受賞一覧
2023年度日本地震学会技術開発賞を受賞しました
(震度のリアルタイム演算法の開発 )
地震津波火山ネットワークセンター 㓛刀卓副センタ—長、青井真センター長、マルチハザードリスク評価研究部門 中村洋光副部門長、地震津波ネットワークセンター 鈴木亘主任研究員、マルチハザードリスク評価研究部門 森川信之主任研究員、藤原広行部門長が、2023年度日本地震学会技術開発賞を受賞しました。
この賞は日本地震学会において、地震学の発展に関わる優れた技術開発および研究基盤構築の功績が認められた個人または団体に贈られるものです。

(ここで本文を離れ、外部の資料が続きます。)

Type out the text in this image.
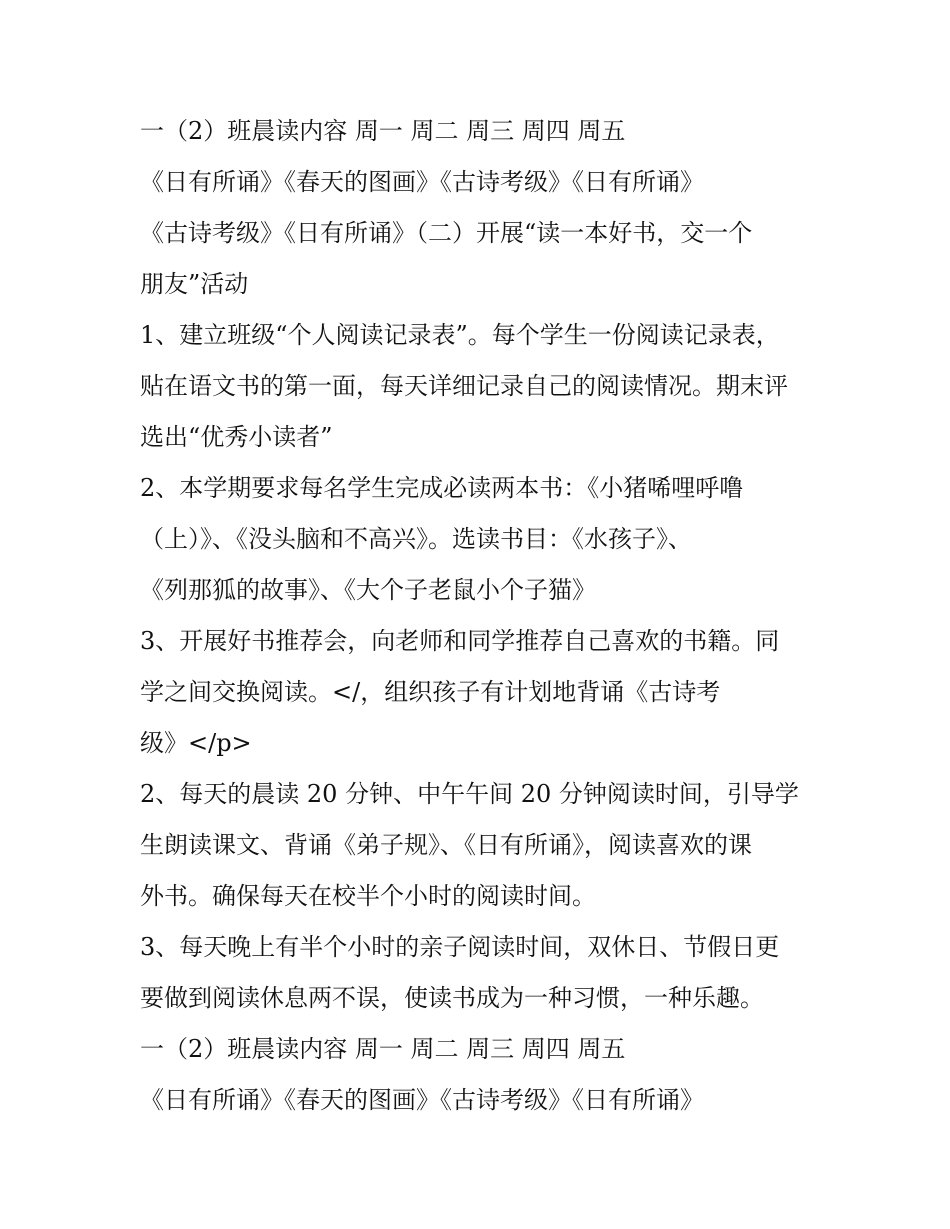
一（2）班晨读内容 周一 周二 周三 周四 周五
《日有所诵》《春天的图画》《古诗考级》《日有所诵》
《古诗考级》《日有所诵》（二）开展“读一本好书，交一个
朋友”活动
1、建立班级“个人阅读记录表”。每个学生一份阅读记录表，
贴在语文书的第一面，每天详细记录自己的阅读情况。期末评
选出“优秀小读者”
2、本学期要求每名学生完成必读两本书：《小猪唏哩呼噜
（上）》、《没头脑和不高兴》。选读书目：《水孩子》、
《列那狐的故事》、《大个子老鼠小个子猫》
3、开展好书推荐会，向老师和同学推荐自己喜欢的书籍。同
学之间交换阅读。</，组织孩子有计划地背诵《古诗考
级》</p>
2、每天的晨读 20 分钟、中午午间 20 分钟阅读时间，引导学
生朗读课文、背诵《弟子规》、《日有所诵》，阅读喜欢的课
外书。确保每天在校半个小时的阅读时间。
3、每天晚上有半个小时的亲子阅读时间，双休日、节假日更
要做到阅读休息两不误，使读书成为一种习惯，一种乐趣。
一（2）班晨读内容 周一 周二 周三 周四 周五
《日有所诵》《春天的图画》《古诗考级》《日有所诵》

授賞式は日本地震学会2024年度秋季大会の場において行われる予定です。
受賞対象功績名
震度のリアルタイム演算法の開発
受賞理由
地震に伴う揺れや被害の大きさおよび分布を発災直後に把握することは適切な初動対応をとる上で極めて重要です。このような目的で使用される地震動指標として日本において最も浸透しているのは震度であり、多くの機関が震度で初動のレベルを定めているだけでなく、多くの国民が震度と揺れや被害の程度に関して相当程度の感覚を持っているなど、防災上極めて大きな役割を果たしています。

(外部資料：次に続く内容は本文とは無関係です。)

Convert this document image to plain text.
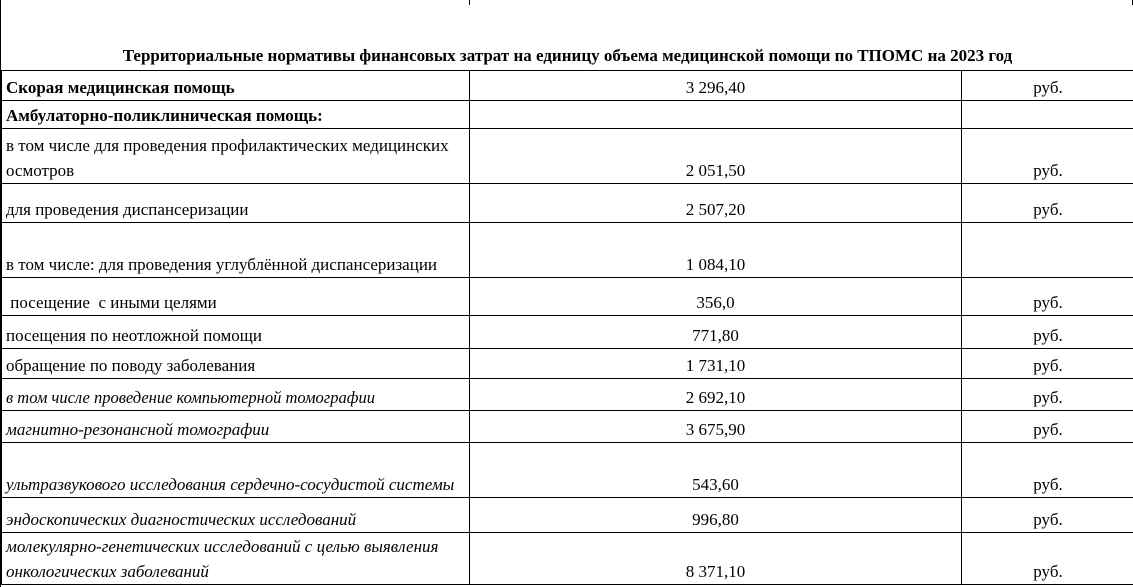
Территориальные нормативы финансовых затрат на единицу объема медицинской помощи по ТПОМС на 2023 год
Скорая медицинская помощь	3 296,40	руб.
Амбулаторно-поликлиническая помощь:		
в том числе для проведения профилактических медицинских осмотров	2 051,50	руб.
для проведения диспансеризации	2 507,20	руб.
в том числе: для проведения углублённой диспансеризации	1 084,10	
посещение  с иными целями	356,0	руб.
посещения по неотложной помощи	771,80	руб.
обращение по поводу заболевания	1 731,10	руб.
в том числе проведение компьютерной томографии	2 692,10	руб.
магнитно-резонансной томографии	3 675,90	руб.
ультразвукового исследования сердечно-сосудистой системы	543,60	руб.
эндоскопических диагностических исследований	996,80	руб.
молекулярно-генетических исследований с целью выявления онкологических заболеваний	8 371,10	руб.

従来震度は体感や被害で定められていましたが、1990年代中頃から計測震度計が導入されたことにより自動化と時間短縮が図られました。しかし計測震度は1分間の地震動記録を用いて算出することから(平成8年気象庁告示第4号)、地震発生後1分半程度しないと発表されません。この問題を抜本的に解決することを目的に、防災科研の㓛刀卓副センター長を代表者とする本団体により提案された震度のリアルタイム演算法(以下、「本手法」と記す)は、最大加速度等の他の地震動指標を介すことなく時間領域の近似フィルタを用いて観測波形を処理することで、計測震度の計算精度と迅速性を両立させた画期的な方法です。同様な目的で過去にいくつかの方法の提案もありますが、大量のフーリエ変換処理が必要であったり、計測震度以外の連続的に算出可能な地震動指標を回帰式で変換する方法であったりするなど、適用できる演算装置や計算精度に限界がありました。本手法では演算量が少ない再帰型デジタルフィルタを用いることで迅速性(計算量削減)と計算精度保証を両立させ、観測装置によるリアルタイムかつ連続での現地計算を可能とし、通信量の軽減やパケット落ち等による指標の欠落時間の最小化に成功しています。

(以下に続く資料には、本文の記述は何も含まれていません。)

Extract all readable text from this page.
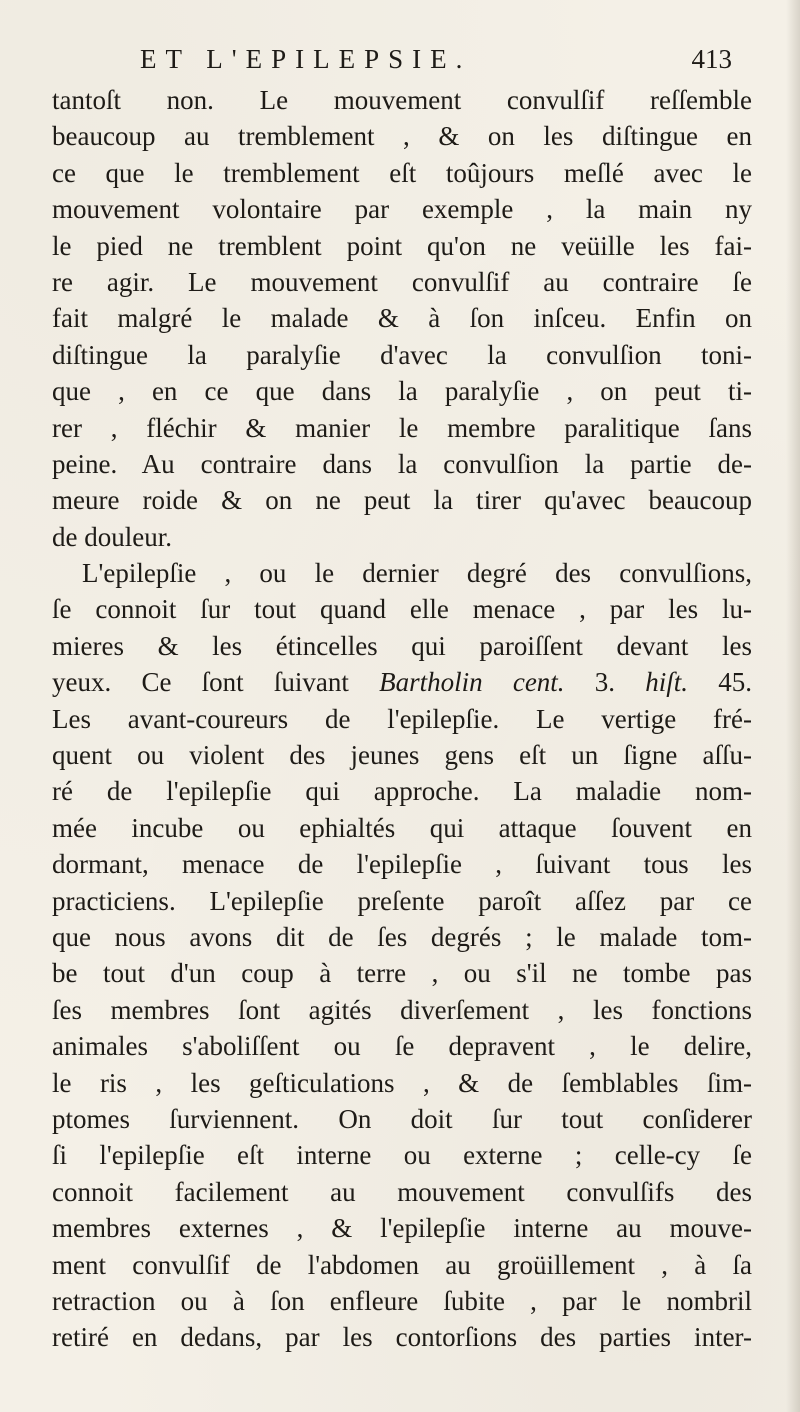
ET L'EPILEPSIE.	413
tantoſt non. Le mouvement convulſif reſſemble
beaucoup au tremblement , & on les diſtingue en
ce que le tremblement eſt toûjours meſlé avec le
mouvement volontaire par exemple , la main ny
le pied ne tremblent point qu'on ne veüille les fai-
re agir. Le mouvement convulſif au contraire ſe
fait malgré le malade & à ſon inſceu. Enfin on
diſtingue la paralyſie d'avec la convulſion toni-
que , en ce que dans la paralyſie , on peut ti-
rer , fléchir & manier le membre paralitique ſans
peine. Au contraire dans la convulſion la partie de-
meure roide & on ne peut la tirer qu'avec beaucoup
de douleur.
L'epilepſie , ou le dernier degré des convulſions,
ſe connoit ſur tout quand elle menace , par les lu-
mieres & les étincelles qui paroiſſent devant les
yeux. Ce ſont ſuivant Bartholin cent. 3. hiſt. 45.
Les avant-coureurs de l'epilepſie. Le vertige fré-
quent ou violent des jeunes gens eſt un ſigne aſſu-
ré de l'epilepſie qui approche. La maladie nom-
mée incube ou ephialtés qui attaque ſouvent en
dormant, menace de l'epilepſie , ſuivant tous les
practiciens. L'epilepſie preſente paroît aſſez par ce
que nous avons dit de ſes degrés ; le malade tom-
be tout d'un coup à terre , ou s'il ne tombe pas
ſes membres ſont agités diverſement , les fonctions
animales s'aboliſſent ou ſe depravent , le delire,
le ris , les geſticulations , & de ſemblables ſim-
ptomes ſurviennent. On doit ſur tout conſiderer
ſi l'epilepſie eſt interne ou externe ; celle-cy ſe
connoit facilement au mouvement convulſifs des
membres externes , & l'epilepſie interne au mouve-
ment convulſif de l'abdomen au groüillement , à ſa
retraction ou à ſon enfleure ſubite , par le nombril
retiré en dedans, par les contorſions des parties inter-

本手法はすべての防災科研の強震観測網K-NETおよびKiK-netの1700台超の観測装置だけでなく、気象庁や一部の自治体の震度計にも実装されています。緊急地震速報において震源要素を用いず震度予測するPLUM法は本手法を採用することで実現されており、地震の見逃しの低減等に貢献しています。また、日本列島の現在の揺れを表示する防災科研の「強震モニタ」は緊急地震速報の予測震度と実測のリアルタイム震度を重畳することで地震発生や地震動伝搬を把握できるサービスとして2008年から公開され、2011年東北地方太平洋沖地震や2016年熊本地震、2024年能登半島地震を含む被害地震直後のピークアクセスは数十万に達します。また、「Yahoo!天気・災害」における情報提供、「TBS NEWS DIG」及び、ゲヒルン株式会社の「NERV防災」アプリでのリアルタイム震度を表示する機能の追加など民間へも活用が広がっています。さらに、大地震発生直後対応の意思決定を支援することを目的とした防災科研のリアルタイム地震被害推定システム(J-RISQ)においても迅速化のためリアルタイム震度を採用しており、2016年熊本地震や2024年能登半島地震をはじめ、推定結果を防災クロスビュー等で公開しており、自治体の災害対策本部等で活用が進んでいます。
このように、本手法は日本で最も浸透している地震動指標である計測震度のリアルタイム演算を可能にすることで、これまで事後情報であった震度を、一般市民も含めたリアルタイム活用、そして大きく揺れ出す前の情報としての緊急地震速報の精度向上や、大地震発生からの迅速な災害対応のための被害推定に大きく貢献してきました。本手法の開発および改良から十余年の間に、強震計での現地処理等への実装が進むことで(特許利用はK-NET・KiK-netを除き1000件以上)リアルタイム震度が流通し、それらを活用した新たな研究が勃興し、防災情報が開発・改良され、近年急速に社会実装が進みました。
以上の理由から、優れた業績と地震学の発展への高い貢献をしたと認められ受賞したものです。